What About Memory-Based Performance?

Interestingly, Deep Research Bench also evaluated what it calls “toolless” agents—language models operating without any access to external tools, such as web search or document retrieval. These agents rely entirely on their internal training data and memory, generating answers based solely on what they've previously learned during training. In practice, this means they can’t look anything up or verify information—they’re guessing based on what they “remember.”

Surprisingly, these toolless agents performed almost as well as full research agents on certain tasks. For example, on the Validate Claim task—where the goal is to assess the plausibility of a statement—they scored 0.61, nearly matching the 0.62 average of tool-enabled agents.
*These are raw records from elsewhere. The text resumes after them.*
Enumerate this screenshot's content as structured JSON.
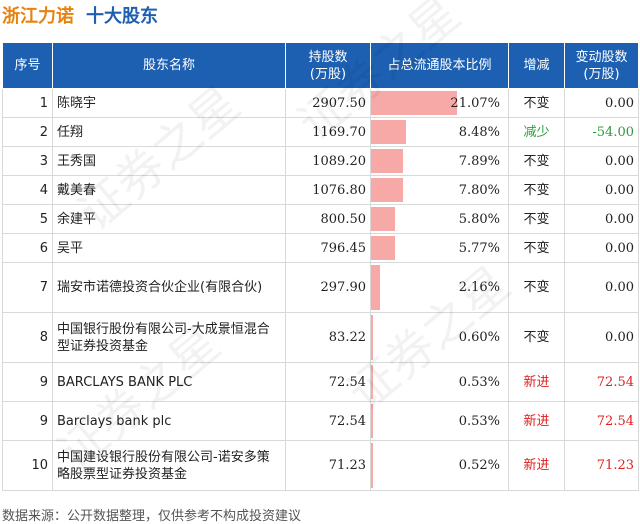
{
  "header": {
    "company": "浙江力诺",
    "subtitle": "十大股东"
  },
  "table": {
    "columns": [
      "序号",
      "股东名称",
      "持股数\n(万股)",
      "占总流通股本比例",
      "增减",
      "变动股数\n(万股)"
    ],
    "rows": [
      {
        "rank": "1",
        "name": "陈晓宇",
        "shares": "2907.50",
        "pct": "21.07%",
        "pct_value": 21.07,
        "change": "不变",
        "delta": "0.00"
      },
      {
        "rank": "2",
        "name": "任翔",
        "shares": "1169.70",
        "pct": "8.48%",
        "pct_value": 8.48,
        "change": "减少",
        "delta": "-54.00"
      },
      {
        "rank": "3",
        "name": "王秀国",
        "shares": "1089.20",
        "pct": "7.89%",
        "pct_value": 7.89,
        "change": "不变",
        "delta": "0.00"
      },
      {
        "rank": "4",
        "name": "戴美春",
        "shares": "1076.80",
        "pct": "7.80%",
        "pct_value": 7.8,
        "change": "不变",
        "delta": "0.00"
      },
      {
        "rank": "5",
        "name": "余建平",
        "shares": "800.50",
        "pct": "5.80%",
        "pct_value": 5.8,
        "change": "不变",
        "delta": "0.00"
      },
      {
        "rank": "6",
        "name": "吴平",
        "shares": "796.45",
        "pct": "5.77%",
        "pct_value": 5.77,
        "change": "不变",
        "delta": "0.00"
      },
      {
        "rank": "7",
        "name": "瑞安市诺德投资合伙企业(有限合伙)",
        "shares": "297.90",
        "pct": "2.16%",
        "pct_value": 2.16,
        "change": "不变",
        "delta": "0.00"
      },
      {
        "rank": "8",
        "name": "中国银行股份有限公司-大成景恒混合型证券投资基金",
        "shares": "83.22",
        "pct": "0.60%",
        "pct_value": 0.6,
        "change": "不变",
        "delta": "0.00"
      },
      {
        "rank": "9",
        "name": "BARCLAYS BANK PLC",
        "shares": "72.54",
        "pct": "0.53%",
        "pct_value": 0.53,
        "change": "新进",
        "delta": "72.54"
      },
      {
        "rank": "9",
        "name": "Barclays bank plc",
        "shares": "72.54",
        "pct": "0.53%",
        "pct_value": 0.53,
        "change": "新进",
        "delta": "72.54"
      },
      {
        "rank": "10",
        "name": "中国建设银行股份有限公司-诺安多策略股票型证券投资基金",
        "shares": "71.23",
        "pct": "0.52%",
        "pct_value": 0.52,
        "change": "新进",
        "delta": "71.23"
      }
    ]
  },
  "colors": {
    "header_bg": "#1d5fb1",
    "bar": "#f7a9a8",
    "decrease": "#2e9a3e",
    "new": "#e02020",
    "company": "#e8820f",
    "subtitle": "#1f5fb0"
  },
  "watermark": "证券之星",
  "footer": "数据来源：公开数据整理，仅供参考不构成投资建议"
}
This suggests that models like o3 and Claude have strong internal priors and can often recognize the truthfulness of common claims without needing to search the web.

But on more demanding tasks—like Derive Number, which requires piecing together multiple values from various sources, or Gather Evidence, which depends on finding and evaluating diverse facts in context—these toolless models completely fell apart. Without fresh information or real-time lookup capabilities, they simply lacked the means to produce accurate or comprehensive answers.
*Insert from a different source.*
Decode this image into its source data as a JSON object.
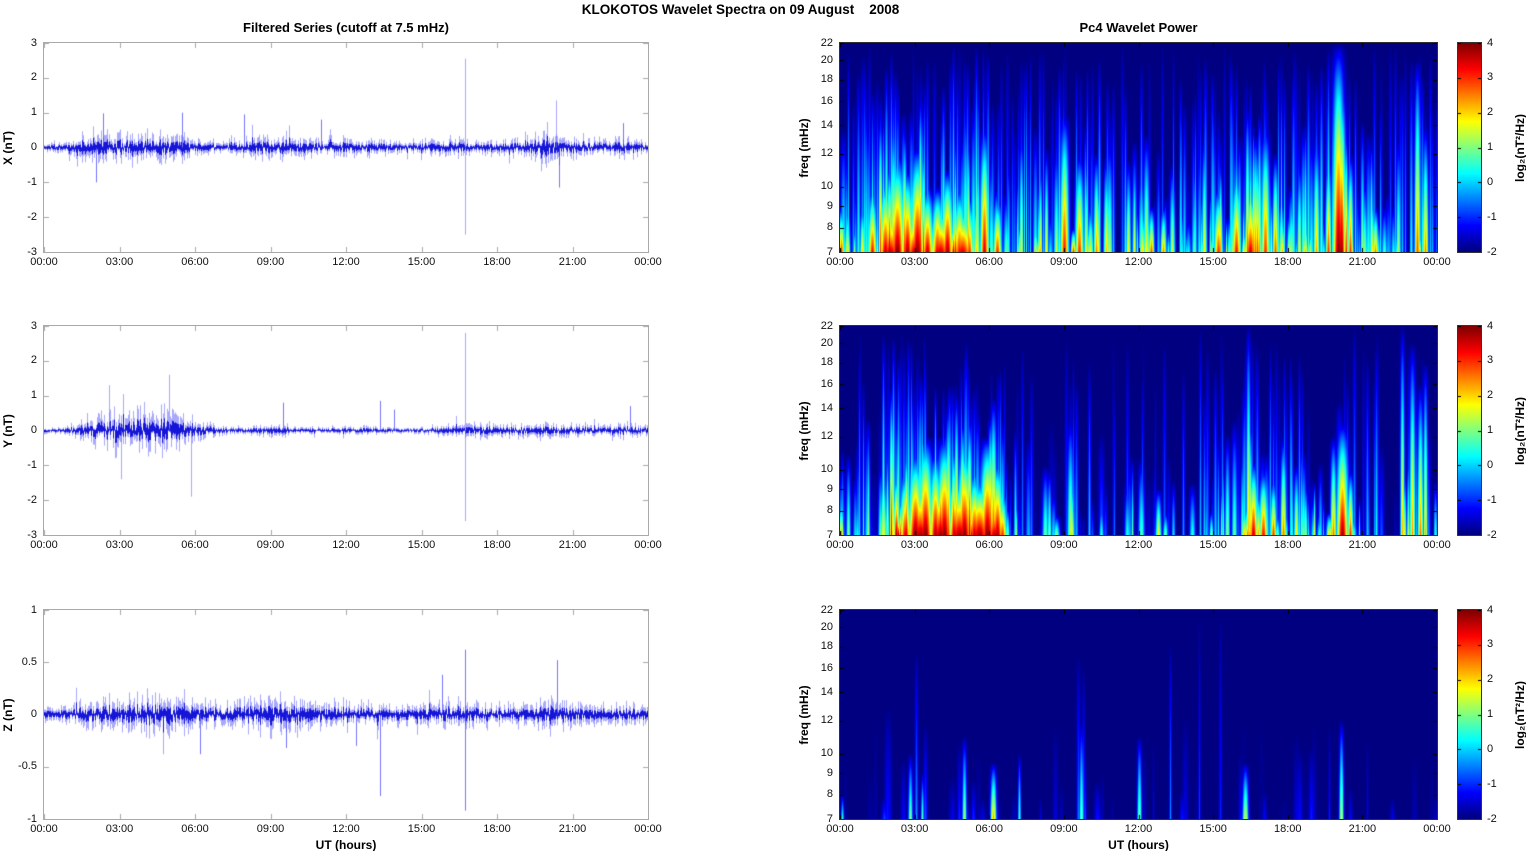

This contrast highlights an important nuance: while today’s LLMs can simulate “knowing” a lot, deep research depends not just on recall, but on reasoning with up-to-date, verifiable information—something only tool-augmented agents can truly deliver.

总结

The DRB report makes one thing clear: while today’s best AI agents can outpace average humans on narrowly defined tasks, they still lag behind skilled generalist researchers—especially when it comes to planning strategically, adapting mid-process, and reasoning with nuance.
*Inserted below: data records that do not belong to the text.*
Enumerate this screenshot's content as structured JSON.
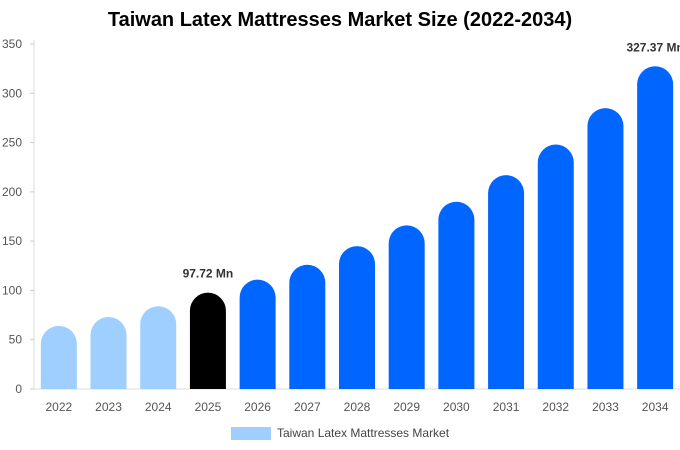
{
  "chart_data": {
    "type": "bar",
    "title": "Taiwan Latex Mattresses Market Size (2022-2034)",
    "categories": [
      "2022",
      "2023",
      "2024",
      "2025",
      "2026",
      "2027",
      "2028",
      "2029",
      "2030",
      "2031",
      "2032",
      "2033",
      "2034"
    ],
    "series": [
      {
        "name": "Taiwan Latex Mattresses Market",
        "values": [
          64,
          73,
          84,
          97.72,
          111,
          126,
          145,
          166,
          190,
          217,
          248,
          285,
          327.37
        ]
      }
    ],
    "data_labels": [
      {
        "index": 3,
        "text": "97.72 Mn"
      },
      {
        "index": 12,
        "text": "327.37 Mn"
      }
    ],
    "ylim": [
      0,
      350
    ],
    "yticks": [
      0,
      50,
      100,
      150,
      200,
      250,
      300,
      350
    ],
    "xlabel": "",
    "ylabel": "",
    "grid": false,
    "legend_position": "bottom",
    "colors": {
      "historic": "#9fcfff",
      "current": "#000000",
      "forecast": "#0066ff",
      "legend_swatch": "#9fcfff"
    }
  }
}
This gap becomes especially obvious during long or complex sessions—something I’ve experienced firsthand, where an agent gradually loses track of the task’s purpose, leading to a frustrating breakdown in coherence and utility.

是什么让 Deep Research Bench so valuable is that it doesn’t just test surface-level knowledge—it probes the intersection of tool use, memory, reasoning, and adaptation, offering a closer analog to real-world research than benchmarks like MMLU or GSM8k.

As LLMs continue to integrate into serious knowledge work, FutureSearch tools like DRB will be essential for assessing not just what these systems know, but how well they actually work.

Antoine 是一位富有远见的领导者,也是 Unite.AI 的创始合伙人,他对塑造和推动人工智能和机器人技术的未来有着坚定不移的热情。作为一名连续创业者,他相信人工智能将像电力一样颠覆社会,并经常对颠覆性技术和 AGI 的潜力赞不绝口。

作为一个 未来学家他致力于探索这些创新将如何塑造我们的世界。此外,他还是 证券一个专注于投资重新定义未来和重塑整个行业的尖端技术的平台。